If Red Wings GM Kenny Holland were afforded the luxury of managing his roster strictly by heart and by emotion, there's no question that Chris Osgood would be the team's backup goaltender for 2011-12 until proven otherwise.
If the black-and-white characteristics of business weren't involved, Osgood would be welcomed to training camp in Traverse City in September, his no. 30 jersey hanging in his locker stall, freshly laundered and ready to go.
If Holland didn't have to operate with the inconvenience of a bottom line or the harsh realities of the toll that age takes on players, especially goalies, the GM's focus would be on acquiring another skater---forward or defenseman---and the likes of Joey MacDonald and Thomas McCollum would have to wait yet another year to get a crack at the no. 2 job behind Jimmy Howard.
But that is a fantasy land.
One thing you can say about old Red Wings---with apologies to General Douglas MacArthur---they don't die, they just fade away, albeit at times very, very slowly.
The old Red Wings don't make things easy for Holland.
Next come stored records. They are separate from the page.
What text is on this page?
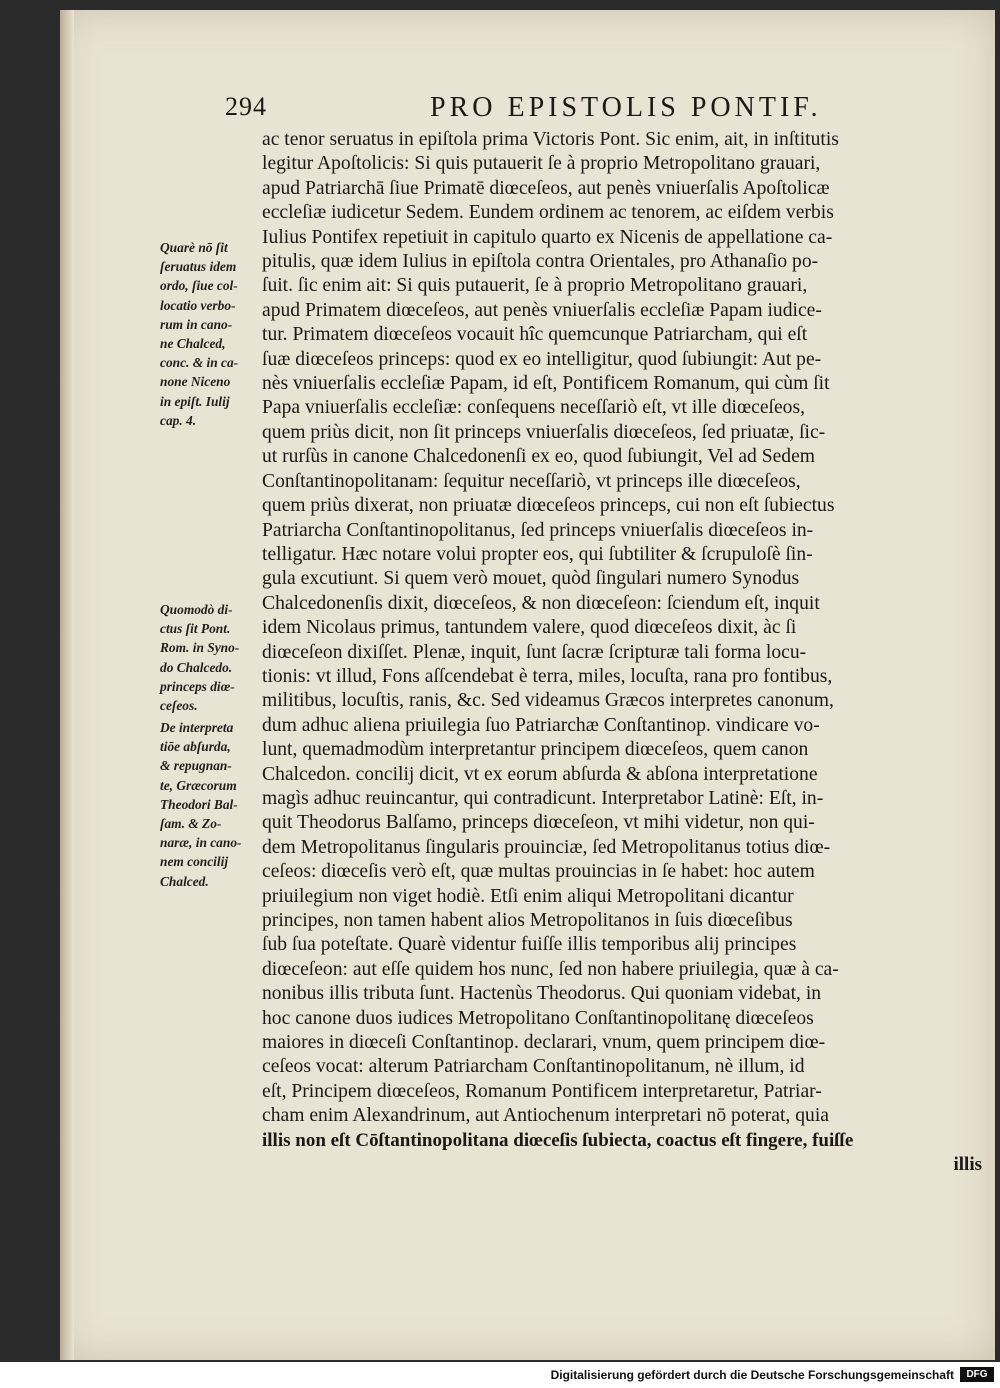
294	PRO EPISTOLIS PONTIF.
Quarè nō ſit
ſeruatus idem
ordo, ſiue col-
locatio verbo-
rum in cano-
ne Chalced,
conc. & in ca-
none Niceno
in epiſt. Iulij
cap. 4.
Quomodò di-
ctus ſit Pont.
Rom. in Syno-
do Chalcedo.
princeps diœ-
ceſeos.
De interpreta
tiōe abſurda,
& repugnan-
te, Græcorum
Theodori Bal-
ſam. & Zo-
naræ, in cano-
nem concilij
Chalced.
ac tenor seruatus in epiſtola prima Victoris Pont. Sic enim, ait, in inſtitutis
legitur Apoſtolicis: Si quis putauerit ſe à proprio Metropolitano grauari,
apud Patriarchā ſiue Primatē diœceſeos, aut penès vniuerſalis Apoſtolicæ
eccleſiæ iudicetur Sedem. Eundem ordinem ac tenorem, ac eiſdem verbis
Iulius Pontifex repetiuit in capitulo quarto ex Nicenis de appellatione ca-
pitulis, quæ idem Iulius in epiſtola contra Orientales, pro Athanaſio po-
ſuit. ſic enim ait: Si quis putauerit, ſe à proprio Metropolitano grauari,
apud Primatem diœceſeos, aut penès vniuerſalis eccleſiæ Papam iudice-
tur. Primatem diœceſeos vocauit hîc quemcunque Patriarcham, qui eſt
ſuæ diœceſeos princeps: quod ex eo intelligitur, quod ſubiungit: Aut pe-
nès vniuerſalis eccleſiæ Papam, id eſt, Pontificem Romanum, qui cùm ſit
Papa vniuerſalis eccleſiæ: conſequens neceſſariò eſt, vt ille diœceſeos,
quem priùs dicit, non ſit princeps vniuerſalis diœceſeos, ſed priuatæ, ſic-
ut rurſùs in canone Chalcedonenſi ex eo, quod ſubiungit, Vel ad Sedem
Conſtantinopolitanam: ſequitur neceſſariò, vt princeps ille diœceſeos,
quem priùs dixerat, non priuatæ diœceſeos princeps, cui non eſt ſubiectus
Patriarcha Conſtantinopolitanus, ſed princeps vniuerſalis diœceſeos in-
telligatur. Hæc notare volui propter eos, qui ſubtiliter & ſcrupuloſè ſin-
gula excutiunt. Si quem verò mouet, quòd ſingulari numero Synodus
Chalcedonenſis dixit, diœceſeos, & non diœceſeon: ſciendum eſt, inquit
idem Nicolaus primus, tantundem valere, quod diœceſeos dixit, àc ſi
diœceſeon dixiſſet. Plenæ, inquit, ſunt ſacræ ſcripturæ tali forma locu-
tionis: vt illud, Fons aſſcendebat è terra, miles, locuſta, rana pro fontibus,
militibus, locuſtis, ranis, &c. Sed videamus Græcos interpretes canonum,
dum adhuc aliena priuilegia ſuo Patriarchæ Conſtantinop. vindicare vo-
lunt, quemadmodùm interpretantur principem diœceſeos, quem canon
Chalcedon. concilij dicit, vt ex eorum abſurda & abſona interpretatione
magìs adhuc reuincantur, qui contradicunt. Interpretabor Latinè: Eſt, in-
quit Theodorus Balſamo, princeps diœceſeon, vt mihi videtur, non qui-
dem Metropolitanus ſingularis prouinciæ, ſed Metropolitanus totius diœ-
ceſeos: diœceſis verò eſt, quæ multas prouincias in ſe habet: hoc autem
priuilegium non viget hodiè. Etſi enim aliqui Metropolitani dicantur
principes, non tamen habent alios Metropolitanos in ſuis diœceſibus
ſub ſua poteſtate. Quarè videntur fuiſſe illis temporibus alij principes
diœceſeon: aut eſſe quidem hos nunc, ſed non habere priuilegia, quæ à ca-
nonibus illis tributa ſunt. Hactenùs Theodorus. Qui quoniam videbat, in
hoc canone duos iudices Metropolitano Conſtantinopolitanę diœceſeos
maiores in diœceſi Conſtantinop. declarari, vnum, quem principem diœ-
ceſeos vocat: alterum Patriarcham Conſtantinopolitanum, nè illum, id
eſt, Principem diœceſeos, Romanum Pontificem interpretaretur, Patriar-
cham enim Alexandrinum, aut Antiochenum interpretari nō poterat, quia
illis non eſt Cōſtantinopolitana diœceſis ſubiecta, coactus eſt fingere, fuiſſe
illis
Digitalisierung gefördert durch die Deutsche Forschungsgemeinschaft	DFG
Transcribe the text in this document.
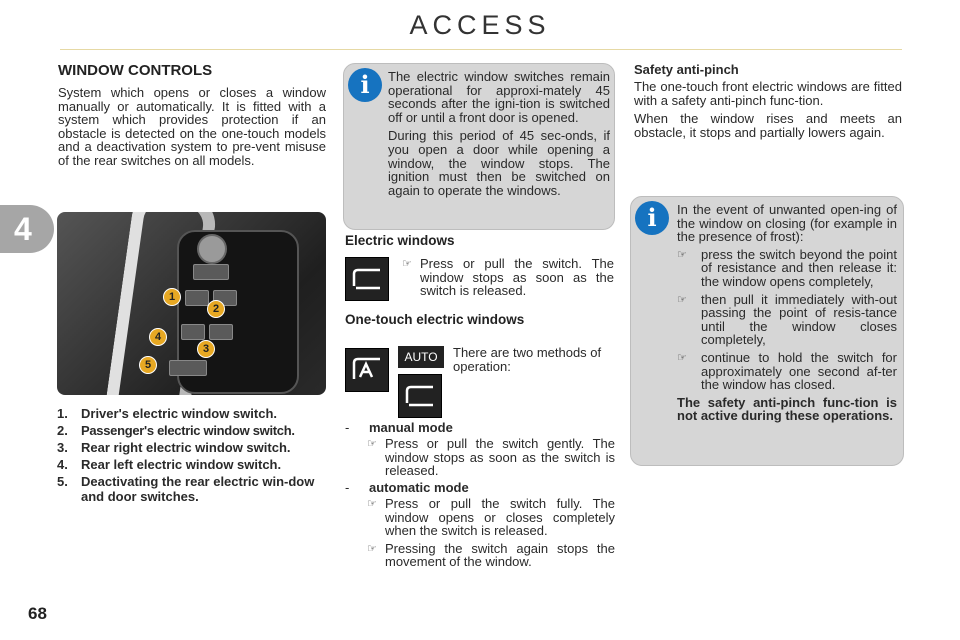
ACCESS
4
68
WINDOW CONTROLS

System which opens or closes a window manually or automatically. It is fitted with a system which provides protection if an obstacle is detected on the one-touch models and a deactivation system to pre-vent misuse of the rear switches on all models.

1
2
3
4
5
1.	Driver's electric window switch.
2.	Passenger's electric window switch.
3.	Rear right electric window switch.
4.	Rear left electric window switch.
5.	Deactivating the rear electric win-dow and door switches.
i	The electric window switches remain operational for approxi-mately 45 seconds after the igni-tion is switched off or until a front door is opened.

During this period of 45 sec-onds, if you open a door while opening a window, the window stops. The ignition must then be switched on again to operate the windows.

Electric windows
☞ Press or pull the switch. The window stops as soon as the switch is released.
One-touch electric windows
AUTO	There are two methods of operation:

- manual mode
☞ Press or pull the switch gently. The window stops as soon as the switch is released.
- automatic mode
☞ Press or pull the switch fully. The window opens or closes completely when the switch is released.
☞ Pressing the switch again stops the movement of the window.
Safety anti-pinch

The one-touch front electric windows are fitted with a safety anti-pinch func-tion.

When the window rises and meets an obstacle, it stops and partially lowers again.

i	In the event of unwanted open-ing of the window on closing (for example in the presence of frost):

☞	press the switch beyond the point of resistance and then release it: the window opens completely,
☞	then pull it immediately with-out passing the point of resis-tance until the window closes completely,
☞	continue to hold the switch for approximately one second af-ter the window has closed.

The safety anti-pinch func-tion is not active during these operations.
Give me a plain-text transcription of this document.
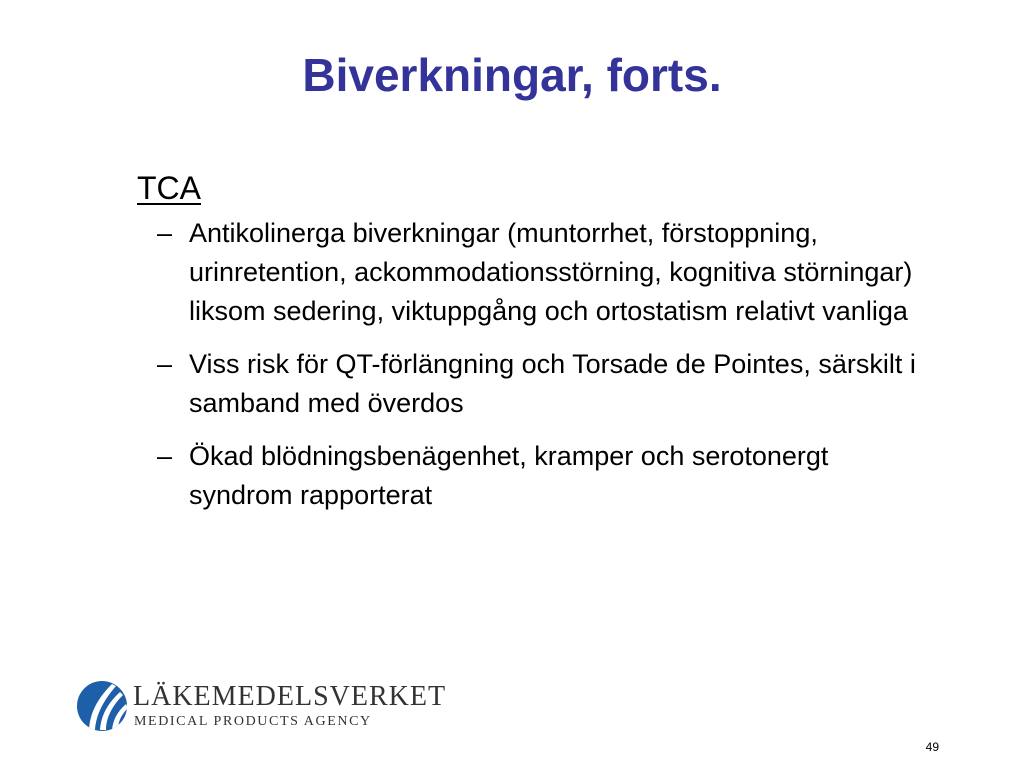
Biverkningar, forts.
TCA
– Antikolinerga biverkningar (muntorrhet, förstoppning, urinretention, ackommodationsstörning, kognitiva störningar) liksom sedering, viktuppgång och ortostatism relativt vanliga
– Viss risk för QT-förlängning och Torsade de Pointes, särskilt i samband med överdos
– Ökad blödningsbenägenhet, kramper och serotonergt syndrom rapporterat
LÄKEMEDELSVERKET
MEDICAL PRODUCTS AGENCY
49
Their modus operandi hasn't been to voluntarily raise their hands and ask to be lopped off the roster in order to make room for the kids.
Rather, their tack has been to stick around until they're asked to leave.
You saw it with Chris Chelios, who was closer to 50 than he was 40 when the Red Wings finally cut ties with the defenseman in 2009. You saw it with Kirk Maltby, just last summer, who didn't exactly go kicking and screaming out of uniform, but Holland almost had to hit Kirk over the head to get him to retire.
Those are just two recent examples, and they keep coming.
No doubt that Kris Draper, 40, will have to be forced to read the writing on the proverbial wall, indicating that his role of defensive whiz and penalty killer with wheels has been assumed by Darren Helm.
So it will be with Osgood, 38, who is likely to be among the last to acknowledge that his days as Howard's backup are over with.
Osgood is coming off two less-than-stellar seasons that have been pocked with injury, most recently to the groin---a goalie's worst enemy.
Osgood is another who isn't making things easy for Holland. Ozzie hasn't offered to be jettisoned, nor will he make such an overture. At least, it's doubtful that he will.
But Osgood's reticence hasn't stopped Holland from carrying on with his duties as GM. The Red Wings have some money to spend on a new/old goalie. They told Osgood (and Draper) that a new contract wouldn't be offered until after July 1, the date that free agents can begin to be signed. That is, if a contract would be offered at all.
Last winter, as he was recuperating from his groin injury---an injury he never did return from---Osgood sat in with Ken Daniels and Mickey Redmond during a telecast from Florida.
Osgood was asked if he felt like he had some hockey left in the tank.
Unsurprisingly, Ozzie said yes, he had.
"I'm not ready to join the Red Wings Old-Timers yet," Osgood cracked.
But he also spoke of life post-playing, and how he'd like to somehow assist the current and future Red Wings goalies, whether as an official coach or a training camp instructor.
The preference, of course, was to keep playing.
The Red Wings are unique in that I don't recall seeing, in my 41 years of following Detroit sports, so many longtime players stick with a franchise for so long, who were productive almost until the very end.
We're talking, in the cases of Draper and Osgood, ties to the 1997 Stanley Cup champs, for goodness sakes.
I remember Osgood as a 21-year-old, tearfully facing the media after his ill-timed giveaway to San Jose's Jamie Baker cost the Red Wings a goal and the series to the Sharks in a stunning seven-game upset.
I recall thinking at the time that it wouldn't be a surprise if we never heard of Chris Osgood again after that horrific blunder. That mistake was the kind that can ruin a kid's career.
Ozzie could have been a footnote---the answer to a garish trivia question.
Instead, he ended up as a three-time Cup winner in Detroit---two as the team's starting goalie in the playoffs, once as its savior after replacing the great Dominik Hasek midway through the first round in 2008. And Osgood damn near won another Cup a year later.
I've gone on record saying that the Red Wings ought to raise Osgood's no. 30 to the rafters---a discussion that I won't venture into now. Neither that nor the one about his belonging in the Hockey Hall of Fame.
Both debates have been done to death.
Reports say that Holland's search for Howard's new backup might end with one-time Red Wing Ty Conklin, 35 years old.
Those same reports indicate that where the search is unlikely to drift is to Osgood, 38 and with a questionable groin.
Chris Osgood isn't likely going to make becoming an ex-Red Wing easy for Ken Holland.
But the old Winged Wheelers never do, do they?